- Akılı başında olanlar, bağla bağlanmış kullardır, âşıklar ise hürdür, şekerlenmiş, ballanmış canlardır onlar!
- عاقلانش بندگان بندیاند ** عاشقانش شکری و قندیاند
- Akıllıların yuları “zorla gelin” emridir; gönlünü kaptıranların baharı “dileyerek gelin” emri!
- ائتیا کرها مهار عاقلان ** ائتیا طوعا بهار بیدلان
- Peygamber aleyhisselâm’ın esirlere bakıp gülerek “Şaşarım bu kavme ki onları cennete zincirlerle, bukağılarla sürüklüyorlar” demesi
- نظرکردن پیغامبر علیه السلام به اسیران و تبسم کردن و گفتن کی عجبت من قوم یجرون الی الجنة بالسلاسل و الاغلال
- Peygamber, bir bölük esir gördü. Onları çekip sürüklüyorlardı, hepsi de feryadü figan ediyordu.

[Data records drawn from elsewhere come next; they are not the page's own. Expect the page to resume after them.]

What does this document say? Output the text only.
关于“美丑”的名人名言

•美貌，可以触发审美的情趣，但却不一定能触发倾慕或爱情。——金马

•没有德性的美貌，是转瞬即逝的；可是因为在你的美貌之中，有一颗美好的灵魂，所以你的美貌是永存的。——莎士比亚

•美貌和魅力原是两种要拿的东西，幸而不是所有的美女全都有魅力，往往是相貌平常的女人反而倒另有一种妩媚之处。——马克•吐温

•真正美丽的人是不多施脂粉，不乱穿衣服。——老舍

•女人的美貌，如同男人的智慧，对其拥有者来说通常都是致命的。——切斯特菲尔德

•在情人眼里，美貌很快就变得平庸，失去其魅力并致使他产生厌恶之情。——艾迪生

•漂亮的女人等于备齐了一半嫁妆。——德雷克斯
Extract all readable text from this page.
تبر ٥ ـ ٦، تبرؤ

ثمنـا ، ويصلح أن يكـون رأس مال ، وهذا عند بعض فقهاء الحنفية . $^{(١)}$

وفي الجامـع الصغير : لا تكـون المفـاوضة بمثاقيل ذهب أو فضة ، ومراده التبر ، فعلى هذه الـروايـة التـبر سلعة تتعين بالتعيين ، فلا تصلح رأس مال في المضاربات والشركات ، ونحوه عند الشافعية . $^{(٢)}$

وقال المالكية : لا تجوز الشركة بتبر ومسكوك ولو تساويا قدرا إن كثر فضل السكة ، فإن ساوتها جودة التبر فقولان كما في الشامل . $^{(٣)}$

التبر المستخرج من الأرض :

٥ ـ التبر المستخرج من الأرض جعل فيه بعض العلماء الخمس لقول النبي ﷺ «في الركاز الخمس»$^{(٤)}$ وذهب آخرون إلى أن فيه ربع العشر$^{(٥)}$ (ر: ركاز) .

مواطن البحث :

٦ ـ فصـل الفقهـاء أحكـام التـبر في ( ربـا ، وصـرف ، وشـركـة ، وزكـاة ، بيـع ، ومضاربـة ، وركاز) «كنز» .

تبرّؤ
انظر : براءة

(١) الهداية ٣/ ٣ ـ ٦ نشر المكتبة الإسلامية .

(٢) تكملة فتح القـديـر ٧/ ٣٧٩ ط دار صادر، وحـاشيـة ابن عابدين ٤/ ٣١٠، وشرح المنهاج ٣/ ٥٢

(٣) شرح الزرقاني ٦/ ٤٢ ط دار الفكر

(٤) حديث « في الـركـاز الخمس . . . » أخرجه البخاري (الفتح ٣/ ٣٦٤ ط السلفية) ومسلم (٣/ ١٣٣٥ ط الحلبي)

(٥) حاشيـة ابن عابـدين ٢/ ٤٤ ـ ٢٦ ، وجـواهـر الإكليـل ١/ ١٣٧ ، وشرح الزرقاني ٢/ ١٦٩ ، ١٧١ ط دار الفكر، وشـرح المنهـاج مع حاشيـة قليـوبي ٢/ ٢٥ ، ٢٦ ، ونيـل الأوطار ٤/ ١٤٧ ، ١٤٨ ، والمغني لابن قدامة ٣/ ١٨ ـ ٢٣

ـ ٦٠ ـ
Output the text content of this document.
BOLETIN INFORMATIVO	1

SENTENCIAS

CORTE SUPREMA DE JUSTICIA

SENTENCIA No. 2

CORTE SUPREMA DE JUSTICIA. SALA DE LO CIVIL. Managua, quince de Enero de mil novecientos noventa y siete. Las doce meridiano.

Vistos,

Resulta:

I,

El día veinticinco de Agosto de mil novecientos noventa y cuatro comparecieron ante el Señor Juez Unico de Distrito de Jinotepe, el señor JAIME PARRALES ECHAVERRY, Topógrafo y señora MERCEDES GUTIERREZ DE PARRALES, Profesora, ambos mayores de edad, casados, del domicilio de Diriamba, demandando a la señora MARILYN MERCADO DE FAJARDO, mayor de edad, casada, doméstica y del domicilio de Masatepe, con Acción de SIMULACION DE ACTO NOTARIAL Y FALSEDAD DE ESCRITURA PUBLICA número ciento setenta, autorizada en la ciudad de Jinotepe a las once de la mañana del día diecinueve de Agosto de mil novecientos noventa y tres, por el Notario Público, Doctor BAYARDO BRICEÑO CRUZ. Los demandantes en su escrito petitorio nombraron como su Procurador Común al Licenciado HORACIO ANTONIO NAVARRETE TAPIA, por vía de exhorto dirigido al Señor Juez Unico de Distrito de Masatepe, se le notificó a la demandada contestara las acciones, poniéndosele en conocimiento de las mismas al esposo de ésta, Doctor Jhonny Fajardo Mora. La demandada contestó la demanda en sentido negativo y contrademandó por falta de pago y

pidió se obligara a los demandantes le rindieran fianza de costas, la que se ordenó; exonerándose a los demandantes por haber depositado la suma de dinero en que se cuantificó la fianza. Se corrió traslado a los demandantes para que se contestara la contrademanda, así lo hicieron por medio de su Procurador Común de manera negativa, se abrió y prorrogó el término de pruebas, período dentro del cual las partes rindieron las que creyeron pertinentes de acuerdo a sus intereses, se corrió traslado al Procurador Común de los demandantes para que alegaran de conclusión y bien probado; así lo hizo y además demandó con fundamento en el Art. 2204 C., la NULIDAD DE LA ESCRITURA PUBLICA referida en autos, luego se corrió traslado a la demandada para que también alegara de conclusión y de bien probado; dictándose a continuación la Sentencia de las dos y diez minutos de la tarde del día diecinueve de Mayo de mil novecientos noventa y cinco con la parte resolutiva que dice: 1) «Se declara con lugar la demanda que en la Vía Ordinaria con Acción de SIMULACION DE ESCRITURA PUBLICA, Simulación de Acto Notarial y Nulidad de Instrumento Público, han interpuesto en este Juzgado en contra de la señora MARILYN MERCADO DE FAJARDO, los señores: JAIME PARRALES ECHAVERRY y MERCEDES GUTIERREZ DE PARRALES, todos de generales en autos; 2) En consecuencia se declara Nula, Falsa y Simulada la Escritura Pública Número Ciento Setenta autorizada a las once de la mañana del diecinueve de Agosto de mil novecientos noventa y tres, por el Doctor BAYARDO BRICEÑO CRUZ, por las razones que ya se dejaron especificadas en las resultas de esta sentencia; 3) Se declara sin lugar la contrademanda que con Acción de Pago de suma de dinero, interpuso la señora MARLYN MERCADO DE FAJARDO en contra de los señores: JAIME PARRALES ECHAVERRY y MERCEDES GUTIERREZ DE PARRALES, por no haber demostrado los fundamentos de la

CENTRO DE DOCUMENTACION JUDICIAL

- دید پیغامبر یکی جوقی اسیر ** که همیبردند و ایشان در نفیر
- O sırları bilen aslan, zincirlere vurulmuş olduklarını gördü, gizlice onlara bakmaya başladı.
- دیدشان در بند آن آگاه شیر ** می نظر کردند در وی زیر زیر
- Her biri hiddetinden o Hak Peygambere dişlerini gıcırdatmakta, dudaklarını çiğnemekteydi. 4475
- تا همی خایید هر یک از غضب ** بر رسول صدق دندانها و لب
- Fakat bu kadar kızgın oldukları halde ağız açmaya kudretleri yoktu… Hepsi de on batmanlık kahır zincirine vurulmuştu.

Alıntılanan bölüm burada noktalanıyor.